Ein paar Infos zur Historie des Museums: Es wurde 1983 unter dem Namen „Museum für Verkehr und Technik“ eröffnet. Es befindet sich auf dem Gelände des ehemaligen Bahnbetriebswerks und Güterbahnhofs des Anhalter Bahnhofs. Die Ausstellung befindet sich in zwei historischen Ringlokschuppen, dem ehemaligen Bahnbetriebswerk des Anhalter Bahnhofs, den Verwaltungsgebäuden der Markt- und Kühlhallengesellschaft sowie einem 2003 eingeweihten Neubau. Insgesamt beträgt die Ausstellungsfläche mehr als 25.000 qm. 1996 erfolgte die Umbenennung in „Deutsches Technikmuseum“.
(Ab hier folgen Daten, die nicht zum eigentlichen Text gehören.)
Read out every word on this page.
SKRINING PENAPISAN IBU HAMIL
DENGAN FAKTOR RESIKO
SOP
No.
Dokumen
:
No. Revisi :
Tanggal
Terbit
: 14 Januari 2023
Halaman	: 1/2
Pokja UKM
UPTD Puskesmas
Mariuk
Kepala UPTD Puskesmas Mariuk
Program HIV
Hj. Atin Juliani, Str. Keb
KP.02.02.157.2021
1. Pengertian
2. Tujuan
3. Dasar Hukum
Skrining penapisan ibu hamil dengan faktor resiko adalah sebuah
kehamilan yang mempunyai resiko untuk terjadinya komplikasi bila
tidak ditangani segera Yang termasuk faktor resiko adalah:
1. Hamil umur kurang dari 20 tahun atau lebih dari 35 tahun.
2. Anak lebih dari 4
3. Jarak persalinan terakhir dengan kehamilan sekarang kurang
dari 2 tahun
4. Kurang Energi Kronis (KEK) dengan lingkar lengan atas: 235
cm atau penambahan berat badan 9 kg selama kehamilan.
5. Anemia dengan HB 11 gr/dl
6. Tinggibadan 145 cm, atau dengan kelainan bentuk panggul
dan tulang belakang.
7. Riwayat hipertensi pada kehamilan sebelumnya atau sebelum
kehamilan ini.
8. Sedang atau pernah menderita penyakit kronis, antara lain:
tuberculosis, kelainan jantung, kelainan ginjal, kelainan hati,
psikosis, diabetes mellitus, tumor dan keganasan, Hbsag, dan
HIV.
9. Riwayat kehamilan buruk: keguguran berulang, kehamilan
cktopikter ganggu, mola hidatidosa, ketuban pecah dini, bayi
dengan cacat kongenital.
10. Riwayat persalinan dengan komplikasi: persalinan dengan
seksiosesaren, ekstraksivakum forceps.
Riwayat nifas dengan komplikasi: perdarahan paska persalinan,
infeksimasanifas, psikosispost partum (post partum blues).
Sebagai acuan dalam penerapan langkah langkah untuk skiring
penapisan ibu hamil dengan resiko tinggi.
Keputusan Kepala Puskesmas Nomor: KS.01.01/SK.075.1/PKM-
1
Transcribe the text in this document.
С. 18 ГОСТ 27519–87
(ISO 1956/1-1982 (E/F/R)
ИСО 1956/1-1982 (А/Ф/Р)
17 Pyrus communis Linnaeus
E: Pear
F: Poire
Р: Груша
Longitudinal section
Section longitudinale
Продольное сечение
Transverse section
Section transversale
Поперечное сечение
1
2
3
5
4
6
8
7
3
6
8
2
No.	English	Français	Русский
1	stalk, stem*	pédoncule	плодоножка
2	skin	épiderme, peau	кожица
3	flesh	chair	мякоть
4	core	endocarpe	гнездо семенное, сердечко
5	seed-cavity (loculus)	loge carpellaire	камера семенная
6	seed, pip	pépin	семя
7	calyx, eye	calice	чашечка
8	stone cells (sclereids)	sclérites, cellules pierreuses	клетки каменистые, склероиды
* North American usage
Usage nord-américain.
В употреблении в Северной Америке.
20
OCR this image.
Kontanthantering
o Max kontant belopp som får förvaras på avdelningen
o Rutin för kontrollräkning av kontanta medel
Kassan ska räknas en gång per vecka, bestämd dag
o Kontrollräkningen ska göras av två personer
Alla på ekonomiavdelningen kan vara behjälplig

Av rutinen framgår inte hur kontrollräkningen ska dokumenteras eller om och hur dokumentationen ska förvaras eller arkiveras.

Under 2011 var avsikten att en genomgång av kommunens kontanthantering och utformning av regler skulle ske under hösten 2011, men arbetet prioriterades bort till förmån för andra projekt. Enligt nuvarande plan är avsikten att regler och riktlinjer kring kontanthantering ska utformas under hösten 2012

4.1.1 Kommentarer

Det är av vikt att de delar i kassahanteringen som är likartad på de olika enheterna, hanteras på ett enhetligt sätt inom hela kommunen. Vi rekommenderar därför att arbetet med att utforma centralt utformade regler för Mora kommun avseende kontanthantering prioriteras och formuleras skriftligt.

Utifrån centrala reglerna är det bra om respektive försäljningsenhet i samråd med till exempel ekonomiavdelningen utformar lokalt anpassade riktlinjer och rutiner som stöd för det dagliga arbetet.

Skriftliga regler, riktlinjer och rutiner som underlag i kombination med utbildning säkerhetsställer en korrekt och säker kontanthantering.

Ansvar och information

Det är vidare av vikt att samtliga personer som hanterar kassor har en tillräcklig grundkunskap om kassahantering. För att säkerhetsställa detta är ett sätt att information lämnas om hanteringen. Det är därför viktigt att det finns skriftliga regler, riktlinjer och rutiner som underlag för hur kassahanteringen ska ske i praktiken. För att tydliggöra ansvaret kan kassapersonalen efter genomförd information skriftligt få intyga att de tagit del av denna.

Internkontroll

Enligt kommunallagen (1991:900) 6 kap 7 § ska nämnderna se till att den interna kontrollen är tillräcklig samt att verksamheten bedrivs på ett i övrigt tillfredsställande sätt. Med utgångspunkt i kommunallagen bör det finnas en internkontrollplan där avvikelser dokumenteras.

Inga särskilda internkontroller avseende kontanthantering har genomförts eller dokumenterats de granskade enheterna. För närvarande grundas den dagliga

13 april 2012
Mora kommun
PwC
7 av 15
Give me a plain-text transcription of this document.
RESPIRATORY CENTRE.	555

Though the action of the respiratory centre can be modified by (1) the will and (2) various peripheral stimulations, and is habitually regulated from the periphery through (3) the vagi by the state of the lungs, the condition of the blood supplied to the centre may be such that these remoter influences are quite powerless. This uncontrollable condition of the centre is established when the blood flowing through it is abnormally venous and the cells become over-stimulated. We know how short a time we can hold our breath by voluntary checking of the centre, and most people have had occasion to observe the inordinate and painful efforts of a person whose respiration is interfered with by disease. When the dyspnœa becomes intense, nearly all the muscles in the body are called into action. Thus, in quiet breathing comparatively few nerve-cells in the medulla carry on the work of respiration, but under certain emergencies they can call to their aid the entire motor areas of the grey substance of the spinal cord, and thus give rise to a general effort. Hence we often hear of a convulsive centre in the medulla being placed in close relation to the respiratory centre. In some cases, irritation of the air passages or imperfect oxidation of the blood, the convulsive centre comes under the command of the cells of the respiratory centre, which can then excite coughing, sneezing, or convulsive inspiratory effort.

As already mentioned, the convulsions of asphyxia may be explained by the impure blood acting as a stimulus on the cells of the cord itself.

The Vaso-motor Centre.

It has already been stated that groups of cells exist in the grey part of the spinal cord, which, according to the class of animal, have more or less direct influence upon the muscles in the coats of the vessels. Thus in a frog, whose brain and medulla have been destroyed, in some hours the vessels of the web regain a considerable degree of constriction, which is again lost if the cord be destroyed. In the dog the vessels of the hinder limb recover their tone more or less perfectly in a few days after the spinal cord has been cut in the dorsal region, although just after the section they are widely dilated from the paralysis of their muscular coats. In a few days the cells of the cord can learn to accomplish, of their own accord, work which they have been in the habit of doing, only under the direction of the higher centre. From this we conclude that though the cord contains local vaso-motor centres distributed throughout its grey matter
Was gibt es auf diesen 25.000 Quadratmetern zu sehen? Viel, sehr viel Technik aus allen Bereichen! Die ständigen Ausstellungen umfassen die Themenbereiche Luft- und Raumfahrt, Schifffahrt, Schienenverkehr, Straßenverkehr, Kommunalverkehr (extern untergebracht), Produktionstechniken, Textiltechnik, Rechen-/Automationstechnik und Nachrichtentechnik, Schreib-/Drucktechnik und Papiertechnik, Energietechnik, Verkehrs- und Ingenieurbau, Chemie und Pharmazie, Wissenschaftliche Instrumente sowie die Geschichte der Filmtechnik. Auf dem Außengelände befindet sich u.a. eine historische Brauerei und eine Holländerwindmühle. Ebenfalls auf dem Museumsareal liegt das „Science Center Spectrum“ im 1874 errichteten Verwaltungsgebäude des Anhalter Güterbahnhofs.